Menace – Non, la guerre n’est pas un phénomène rationnel !
Par Bernard Wicht
Privat-docent à l’Université de Lausanne
Intervenant à l’École militaire de Paris
Ces derniers temps, plusieurs commentateurs se sont exprimés sur l’acquisition du nouvel avion de combat en essayant d’apporter un regard rationnel sur la question. Il s’agit du conseiller national Daniel Brélaz (les Verts), des journalistes Vincent Bourquin (Le Temps), Serge Gumy (La Liberté) et Slobodan Despot (Antipresse). On le voit chacun d’eux vient d’un horizon très différent. Pourtant, à l’unisson, tous concluent à l’inutilité d’un tel achat en fondant leur rationalité principalement sur les deux arguments suivants :
- l’exiguïté de l’espace aérien suisse empêcherait une interception en raison des délais de réaction plus long que la très courte durée nécessaire à traverser le ciel de notre pays ;
- le peu de vraisemblance d’une attaque aérienne contre la Suisse (l’hypothèse russe est évoquée pour être rejetée). Pour eux l’affaire est donc entendue à l’aune de ce raisonnement se présentant comme rationnel et, comme tel, imparable.

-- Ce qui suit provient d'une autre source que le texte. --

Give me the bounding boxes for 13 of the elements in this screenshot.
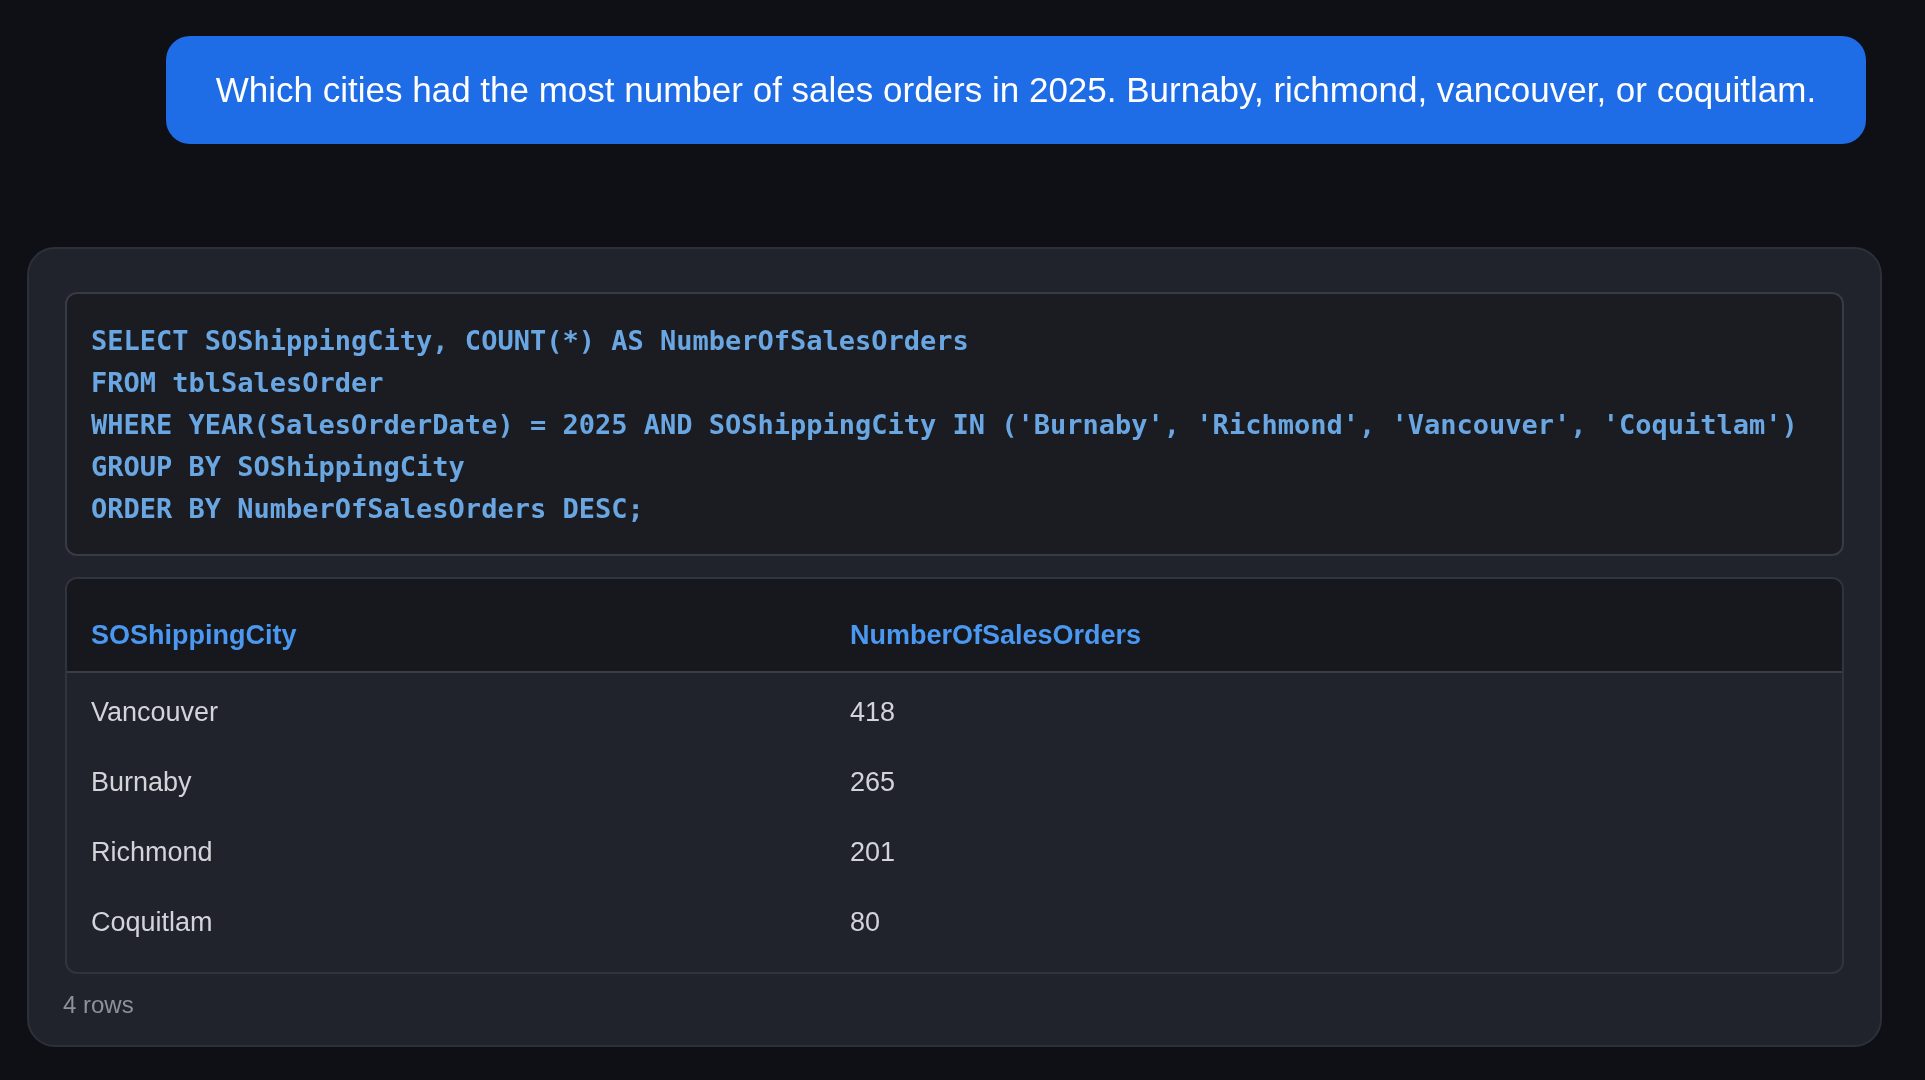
table-cell: Richmond	[91, 836, 213, 867]
table-cell: Burnaby	[91, 766, 192, 797]
table-cell: 201	[850, 836, 896, 867]
table-cell: Coquitlam	[91, 906, 213, 937]
column-header: NumberOfSalesOrders	[850, 619, 1142, 650]
column-header: SOShippingCity	[91, 619, 297, 650]
sql-code-block: SELECT SOShippingCity, COUNT(*) AS NumberOfSalesOrders FROM tblSalesOrder WHERE YEAR(SalesOrderDate) = 2025 AND SOShippingCity IN ('Burnaby', 'Richmond', 'Vancouver', 'Coquitlam') GROUP BY SOShippingCity ORDER BY NumberOfSalesOrders DESC;	[65, 292, 1844, 556]
table-cell: 265	[850, 766, 896, 797]
table-cell: Vancouver	[91, 696, 219, 727]
table-cell: 418	[850, 696, 896, 727]
table-cell: 80	[850, 906, 881, 937]
user-message-bubble: Which cities had the most number of sales orders in 2025. Burnaby, richmond, vancouver, or coquitlam.	[166, 36, 1866, 144]
row-count-label: 4 rows	[63, 991, 134, 1018]
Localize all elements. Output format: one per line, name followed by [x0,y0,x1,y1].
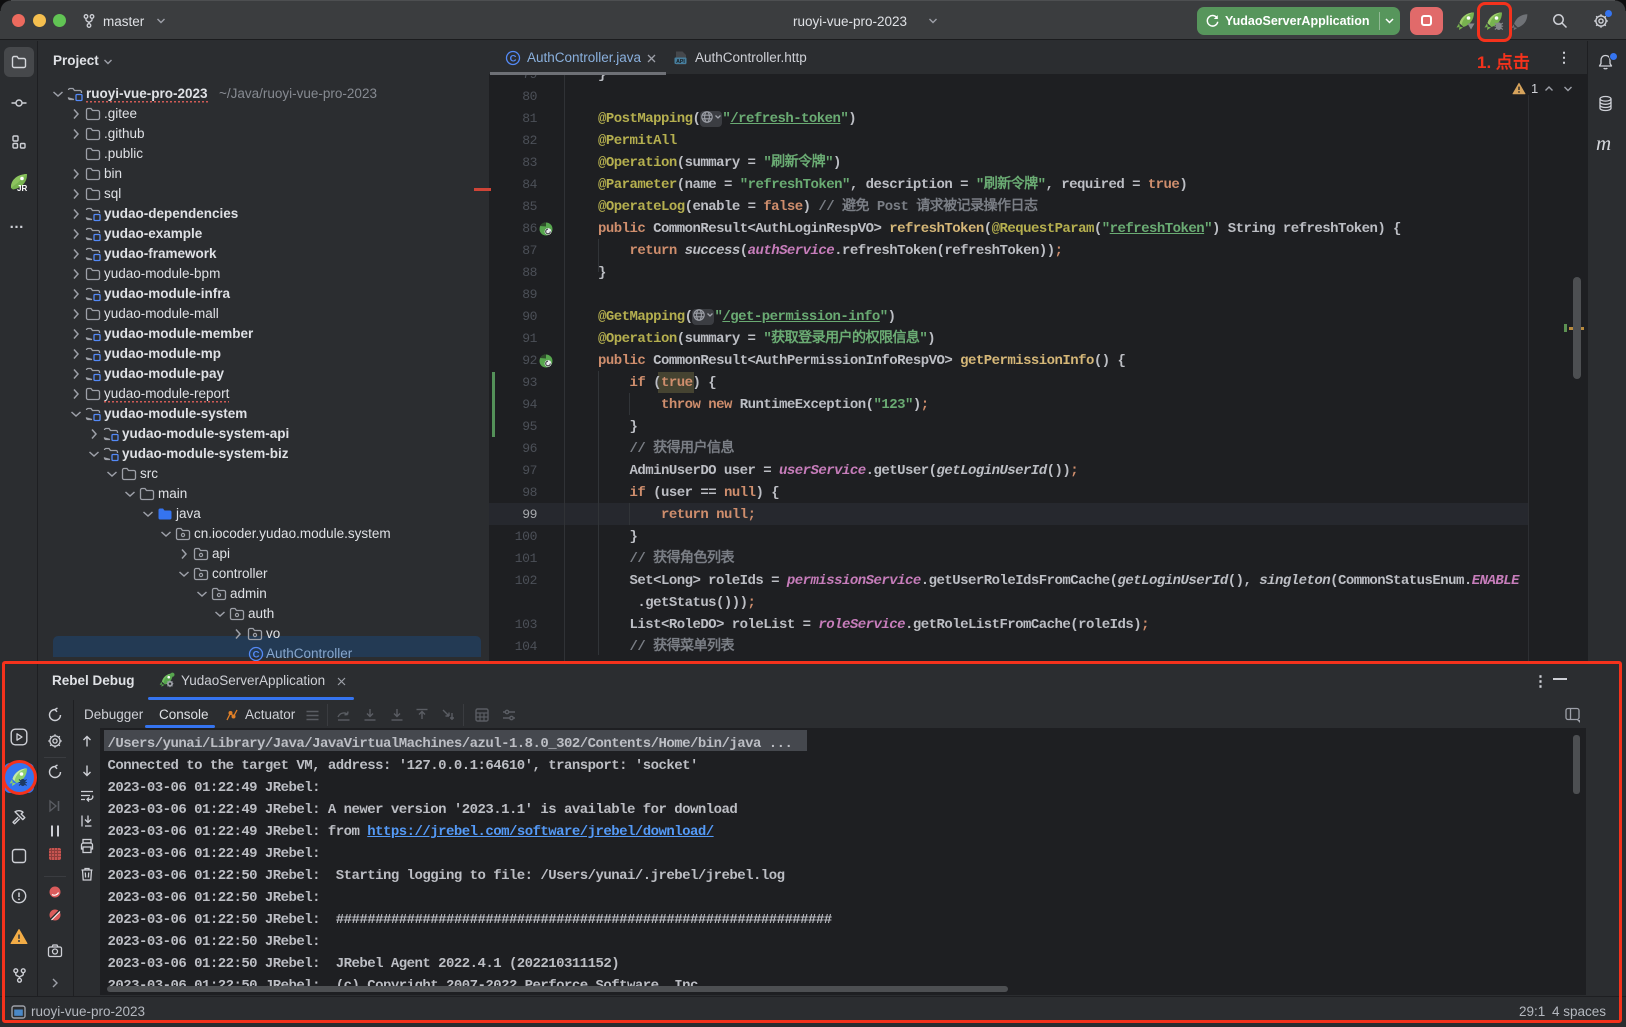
svg-text:JR: JR [17,184,27,193]
svg-text:API: API [676,59,685,65]
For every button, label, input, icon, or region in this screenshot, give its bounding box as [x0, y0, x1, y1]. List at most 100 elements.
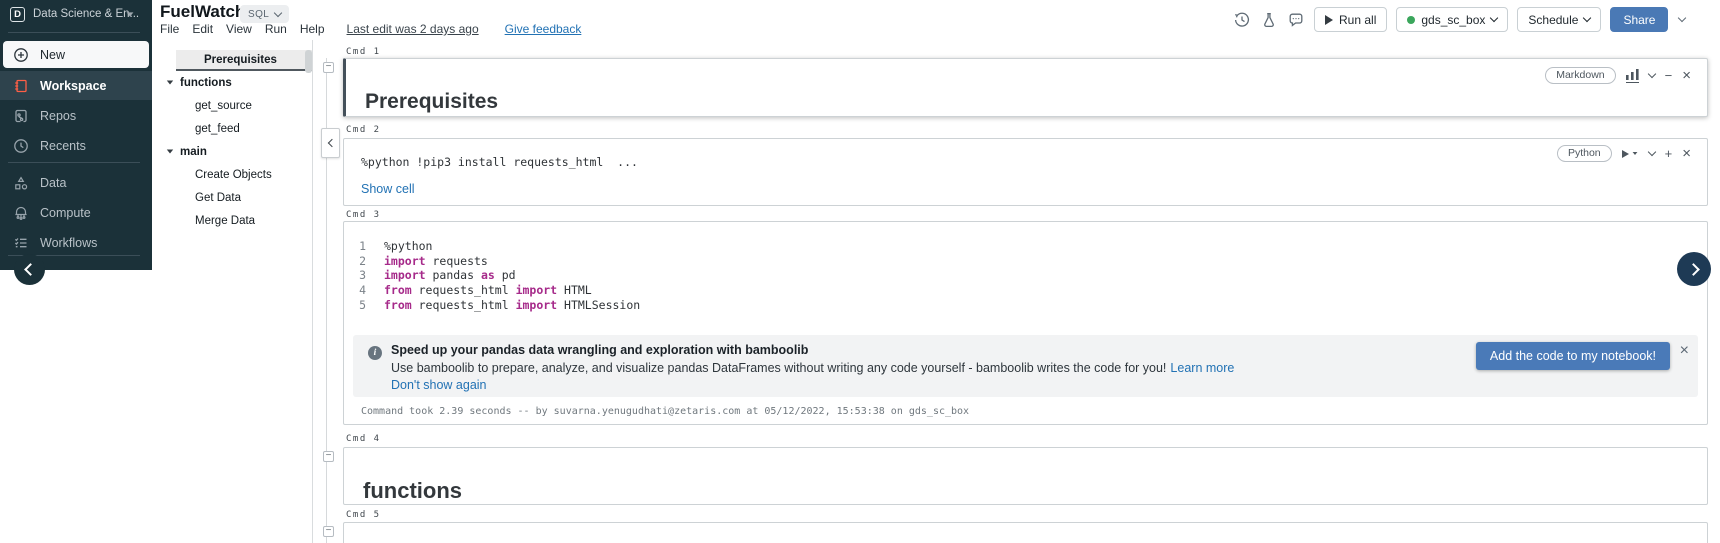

Vis-à-vis de ce cartésianisme affiché, ma seule et modeste qualité réside dans l’étude de l’histoire de la guerre et des conflits armés depuis plus de trente ans. Or, tous ceux qui partagent avec moi cette activité scientifique le disent, la guerre n’est pas un phénomène rationnel ! Bien qu’elle représente près de 50% de l’histoire documentée de l’humanité, elle demeure encore et toujours peu prévisible, elle continue de surprendre les communautés humaines et d’y faire les ravages que l’on sait. Clausewitz qui, lui, s’est efforcé d’apporter une analyse rationnelle du phénomène guerre conclut que « la guerre est un caméléon ». À titre d’exemple, plus près de nous, aucun spécialiste, ni aucun service de renseignement (pas même les Israéliens) n’ont vu venir le Printemps arabe (2011) et les guerres qui ont éclaté dans ce contexte (Libye, Syrie).
La guerre est bel et bien le domaine de l’incertitude, et les prospectivistes (sérieux) ne le savent malheureusement que trop. Dans sa monumentale étude intitulée, The Future of War (Londres, 2017), le professeur Lawrence Freedmann relève que l’on a généralement tendance à penser la prochaine guerre dans les termes et les conditions de la précédente (p. ex. le spectre de la Guerre froide et d’une attaque aérienne russe) ou en fonction de certaines percées technologiques du moment (le hochet de la cyberguerre agité depuis quelques années par nos parlementaires et journalistes).
Alors que dire de la guerre aujourd’hui sans retomber dans les hypothèses sui generis de nos « stratèges en chambre » ? On peut avancer avec une certaine plausibilité que pour penser les guerres à venir, il faut précisément ne pas parler de la guerre, c’est-à-dire les scénarios s’inspirant de quelques événements et pronostics. Il convient plutôt d’aborder les sources de conflits qui plongent généralement dans la profondeur des sociétés, des cycles économiques, des structures politiques et, très rarement, dans la seule personnalité de quelques dirigeants (la fameuse reductio ad hitlerum). Dans cette optique et pour faire court, la guerre naît soit de la trop grande puissance des États (typiquement la période allant de la Révolution française à 1945) ou, au contraire, de leur trop grand faiblesse (comme c’est majoritairement le cas depuis la chute du Mur de Berlin).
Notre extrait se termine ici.